Let me explain. I don't mean that accepting endorsements or putting a price on your ad space amounts to selling out. Not at all. What I mean is that I've noticed some bloggers allowing promotional departments to buy far more than they're entitled to. Advertisers are paying for link or ad space, but coming away with entirely too much presence in the overall content of the blog.

This shouldn't be part of the bargain. Suddenly the blog you used to enjoy reading is all about coupon codes and instant coffee giveaways and it feels very hollow, doesn't it? Stripped clean to the bone of its former structure. And no one wants that. Not the advertisers, because you, the reader, have clicked away. Not the blogger, because once upon a time, she or he had something meaningful to say that's become buried under brands.

But it's such a double-edged sword, isn't it, because bloggers should be paid appropriately for their efforts. And no blogger should have to defend their right to earn a salary from something they've created and carefully honed. At your day job, for instance, no one would consider you a sell-out for accepting your paycheck at the end of the month. But that's because at your day job, your paycheck doesn't have the power to negatively color your work. (At least it shouldn't.) When we accept endorsements on our blog, it too often becomes a conflict of interest. To the writing. To the organic process of posting about what matters to us (which is why the readers the advertisers so desperately want are there in the first place). Vicious cycle 101.

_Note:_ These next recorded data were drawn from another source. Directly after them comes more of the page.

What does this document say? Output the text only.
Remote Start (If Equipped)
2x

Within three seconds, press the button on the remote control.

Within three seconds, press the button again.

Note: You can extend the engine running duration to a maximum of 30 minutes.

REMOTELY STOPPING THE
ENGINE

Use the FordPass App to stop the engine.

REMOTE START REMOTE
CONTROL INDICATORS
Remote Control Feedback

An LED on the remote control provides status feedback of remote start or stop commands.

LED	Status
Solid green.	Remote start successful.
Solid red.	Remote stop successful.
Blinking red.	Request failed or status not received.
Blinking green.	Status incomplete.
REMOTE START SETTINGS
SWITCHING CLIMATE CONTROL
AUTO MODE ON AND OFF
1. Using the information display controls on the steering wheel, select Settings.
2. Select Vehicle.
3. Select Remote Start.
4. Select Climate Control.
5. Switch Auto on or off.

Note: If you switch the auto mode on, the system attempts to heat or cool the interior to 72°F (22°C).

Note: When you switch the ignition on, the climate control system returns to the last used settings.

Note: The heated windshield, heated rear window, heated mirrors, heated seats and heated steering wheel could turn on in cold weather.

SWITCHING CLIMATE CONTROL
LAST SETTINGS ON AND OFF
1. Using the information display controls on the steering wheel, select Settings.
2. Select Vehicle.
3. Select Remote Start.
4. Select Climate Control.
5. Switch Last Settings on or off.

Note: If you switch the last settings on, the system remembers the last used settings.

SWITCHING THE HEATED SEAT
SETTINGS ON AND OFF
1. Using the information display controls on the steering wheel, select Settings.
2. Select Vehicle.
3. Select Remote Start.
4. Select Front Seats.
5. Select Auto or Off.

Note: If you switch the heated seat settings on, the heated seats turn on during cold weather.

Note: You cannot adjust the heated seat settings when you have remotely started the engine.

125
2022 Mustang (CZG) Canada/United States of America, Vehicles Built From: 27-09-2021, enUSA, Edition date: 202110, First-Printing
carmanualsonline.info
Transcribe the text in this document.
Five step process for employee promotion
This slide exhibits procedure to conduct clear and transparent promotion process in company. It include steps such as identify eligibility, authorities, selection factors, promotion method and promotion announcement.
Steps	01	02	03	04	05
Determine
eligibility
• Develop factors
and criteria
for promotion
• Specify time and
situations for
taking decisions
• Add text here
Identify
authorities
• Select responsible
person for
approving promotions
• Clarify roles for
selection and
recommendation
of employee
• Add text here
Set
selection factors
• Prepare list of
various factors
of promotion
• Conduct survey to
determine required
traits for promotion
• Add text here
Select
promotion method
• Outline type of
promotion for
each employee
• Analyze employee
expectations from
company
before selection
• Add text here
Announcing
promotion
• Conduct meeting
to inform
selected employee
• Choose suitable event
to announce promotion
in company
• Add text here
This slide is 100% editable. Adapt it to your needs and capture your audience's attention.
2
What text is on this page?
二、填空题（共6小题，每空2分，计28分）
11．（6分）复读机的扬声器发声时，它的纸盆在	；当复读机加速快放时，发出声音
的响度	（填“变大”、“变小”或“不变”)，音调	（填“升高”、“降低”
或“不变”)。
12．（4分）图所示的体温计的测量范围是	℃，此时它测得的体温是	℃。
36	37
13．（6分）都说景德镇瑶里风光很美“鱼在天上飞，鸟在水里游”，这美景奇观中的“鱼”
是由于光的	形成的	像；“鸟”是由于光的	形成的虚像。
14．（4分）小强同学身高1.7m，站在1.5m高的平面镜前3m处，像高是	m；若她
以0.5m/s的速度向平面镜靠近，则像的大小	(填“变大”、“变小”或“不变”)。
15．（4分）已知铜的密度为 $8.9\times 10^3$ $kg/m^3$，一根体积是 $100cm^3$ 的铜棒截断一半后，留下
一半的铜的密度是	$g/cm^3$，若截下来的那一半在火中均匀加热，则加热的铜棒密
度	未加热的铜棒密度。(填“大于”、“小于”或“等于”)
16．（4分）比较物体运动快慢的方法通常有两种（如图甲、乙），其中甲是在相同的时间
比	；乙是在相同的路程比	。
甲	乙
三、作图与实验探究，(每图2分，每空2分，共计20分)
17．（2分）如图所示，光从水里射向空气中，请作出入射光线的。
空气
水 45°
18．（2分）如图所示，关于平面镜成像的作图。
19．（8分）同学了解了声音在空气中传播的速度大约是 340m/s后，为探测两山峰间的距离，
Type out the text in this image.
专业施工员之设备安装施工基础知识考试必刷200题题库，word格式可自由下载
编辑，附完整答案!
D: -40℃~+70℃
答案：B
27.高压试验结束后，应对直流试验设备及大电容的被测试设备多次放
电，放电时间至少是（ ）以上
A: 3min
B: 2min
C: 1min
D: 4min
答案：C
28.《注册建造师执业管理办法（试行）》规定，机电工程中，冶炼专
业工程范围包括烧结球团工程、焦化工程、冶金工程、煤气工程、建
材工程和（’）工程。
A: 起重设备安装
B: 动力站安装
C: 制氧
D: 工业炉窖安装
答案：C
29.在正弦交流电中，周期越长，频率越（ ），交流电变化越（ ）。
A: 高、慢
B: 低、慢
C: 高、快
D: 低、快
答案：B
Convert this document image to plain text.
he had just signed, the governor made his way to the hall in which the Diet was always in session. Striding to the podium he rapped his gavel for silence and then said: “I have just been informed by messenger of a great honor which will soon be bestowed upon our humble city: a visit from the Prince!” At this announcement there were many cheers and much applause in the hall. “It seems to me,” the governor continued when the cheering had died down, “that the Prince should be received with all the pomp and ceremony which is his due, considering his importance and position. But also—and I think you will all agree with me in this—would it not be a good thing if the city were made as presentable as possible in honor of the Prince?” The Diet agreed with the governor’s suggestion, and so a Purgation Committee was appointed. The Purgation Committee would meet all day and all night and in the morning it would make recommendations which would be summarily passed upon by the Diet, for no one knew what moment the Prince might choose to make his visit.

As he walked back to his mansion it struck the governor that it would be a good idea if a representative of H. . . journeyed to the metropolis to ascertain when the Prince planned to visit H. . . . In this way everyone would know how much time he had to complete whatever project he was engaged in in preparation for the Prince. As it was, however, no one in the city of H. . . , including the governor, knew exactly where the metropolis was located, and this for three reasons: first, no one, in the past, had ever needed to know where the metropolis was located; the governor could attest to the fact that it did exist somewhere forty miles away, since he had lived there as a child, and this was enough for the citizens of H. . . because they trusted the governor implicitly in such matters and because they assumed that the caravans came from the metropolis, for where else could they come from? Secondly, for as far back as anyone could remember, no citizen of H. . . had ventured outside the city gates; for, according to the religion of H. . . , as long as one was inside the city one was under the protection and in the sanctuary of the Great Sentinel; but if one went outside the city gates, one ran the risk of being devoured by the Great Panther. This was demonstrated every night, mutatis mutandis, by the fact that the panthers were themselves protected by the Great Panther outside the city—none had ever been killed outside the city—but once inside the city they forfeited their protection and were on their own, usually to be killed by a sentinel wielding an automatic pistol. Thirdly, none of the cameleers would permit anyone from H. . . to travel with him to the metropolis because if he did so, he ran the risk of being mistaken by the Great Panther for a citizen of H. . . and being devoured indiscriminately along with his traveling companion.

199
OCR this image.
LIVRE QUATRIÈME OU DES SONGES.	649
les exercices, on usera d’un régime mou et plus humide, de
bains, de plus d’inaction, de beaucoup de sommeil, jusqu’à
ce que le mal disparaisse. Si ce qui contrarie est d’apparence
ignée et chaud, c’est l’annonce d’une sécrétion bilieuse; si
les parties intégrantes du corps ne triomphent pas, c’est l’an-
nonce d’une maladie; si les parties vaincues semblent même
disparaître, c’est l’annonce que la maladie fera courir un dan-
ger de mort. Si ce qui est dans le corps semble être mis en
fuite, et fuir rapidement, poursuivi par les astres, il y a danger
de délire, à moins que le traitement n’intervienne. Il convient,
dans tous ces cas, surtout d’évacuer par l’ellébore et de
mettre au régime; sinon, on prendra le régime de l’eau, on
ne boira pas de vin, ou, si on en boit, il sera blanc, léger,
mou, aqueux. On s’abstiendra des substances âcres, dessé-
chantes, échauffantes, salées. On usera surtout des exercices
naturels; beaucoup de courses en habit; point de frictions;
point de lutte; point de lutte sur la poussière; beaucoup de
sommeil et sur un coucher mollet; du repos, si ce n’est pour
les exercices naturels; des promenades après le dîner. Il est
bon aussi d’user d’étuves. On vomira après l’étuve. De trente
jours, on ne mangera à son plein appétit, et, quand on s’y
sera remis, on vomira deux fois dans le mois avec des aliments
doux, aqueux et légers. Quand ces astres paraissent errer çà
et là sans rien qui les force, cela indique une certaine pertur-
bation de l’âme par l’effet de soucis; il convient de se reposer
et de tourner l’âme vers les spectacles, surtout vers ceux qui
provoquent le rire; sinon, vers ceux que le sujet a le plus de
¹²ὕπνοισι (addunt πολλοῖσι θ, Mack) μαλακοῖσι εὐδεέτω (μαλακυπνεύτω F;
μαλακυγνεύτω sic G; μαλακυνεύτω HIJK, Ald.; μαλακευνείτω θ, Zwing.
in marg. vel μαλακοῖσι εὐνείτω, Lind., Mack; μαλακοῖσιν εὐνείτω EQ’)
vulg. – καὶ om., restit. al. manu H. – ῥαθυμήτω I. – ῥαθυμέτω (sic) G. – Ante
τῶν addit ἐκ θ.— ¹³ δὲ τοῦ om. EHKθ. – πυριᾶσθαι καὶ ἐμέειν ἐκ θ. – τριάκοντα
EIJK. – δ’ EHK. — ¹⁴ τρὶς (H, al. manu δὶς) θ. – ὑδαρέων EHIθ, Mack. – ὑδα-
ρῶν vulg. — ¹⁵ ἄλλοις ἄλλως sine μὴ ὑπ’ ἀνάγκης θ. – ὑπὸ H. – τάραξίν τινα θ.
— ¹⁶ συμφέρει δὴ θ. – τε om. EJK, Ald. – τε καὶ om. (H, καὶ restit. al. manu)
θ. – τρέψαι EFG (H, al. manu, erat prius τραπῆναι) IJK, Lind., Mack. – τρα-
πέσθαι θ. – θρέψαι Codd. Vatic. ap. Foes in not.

I think this is especially hard for those of us who are in the writing or personal blog niche. Other niches seem to have more ready-made advertising opportunities. If I'm reading a foodie blog, for instance, I expect to see reviews of cooking tools. I want to see them because I benefit from them. On a travel blog (say my travel blog), I expect to see hotel reviews and guidebook giveaways. But on a writing blog? On a writing blog (or any personal blog, for that matter), we're supposed to be above all this, aren't we? We're supposed to be writing for the love of writing and no more, right?

We are. We really are. Which means that when we accept endorsements, they need to fit the entry in question. They need to conform to our style and the feel of our blog, and not the other way around. There are many bloggers out there doing this very well. I'd be glad to point you in their direction. Bloggers with absolutely no advertising at all on their site. Bloggers with tons of advertising on their site. The amount doesn't matter, as long as it jives with the tenor of the writing, the soul of the site, if you will. As long as it's a deliberate part of what the writer intends for her or his readership.

And then, to be honest, promotion and advertising can be a very useful tool. Those of you who blog know how this game works, but for those who don't, here's the run-down: if I do a giveaway or product review on occasion on my blog, my list of subscribers goes up. If my subscribers go up, my readership goes up. If my readership goes up, my Google page ranking goes up. If my Google page ranking goes up, I attract advertisers. If I attract advertisers, I can make a moderate (and I do mean moderate) monthly income. (See the ads on my top right-hand sidebar? Yep, there's that income.) And if I make a moderate monthly income, I can pay for things like website maintenance and decent graphics and the fruit loops I toss Toby's way when he interrupts my writing.

And the whole bloggy world remains free, free, free for all readers everywhere, as it should.

So yes. You'll see me promoting things from time to time, but only if an advertiser's agenda dovetails with my own. And only if I can endorse it while still delivering what you, the reader, expects of me. Because otherwise, I'm pretty sure (although it's yet to be scientifically proven) that a piece of my soul is chipped away horcrux-style with every misguided embedded link and errant ad.

And we can't be having that, now can we?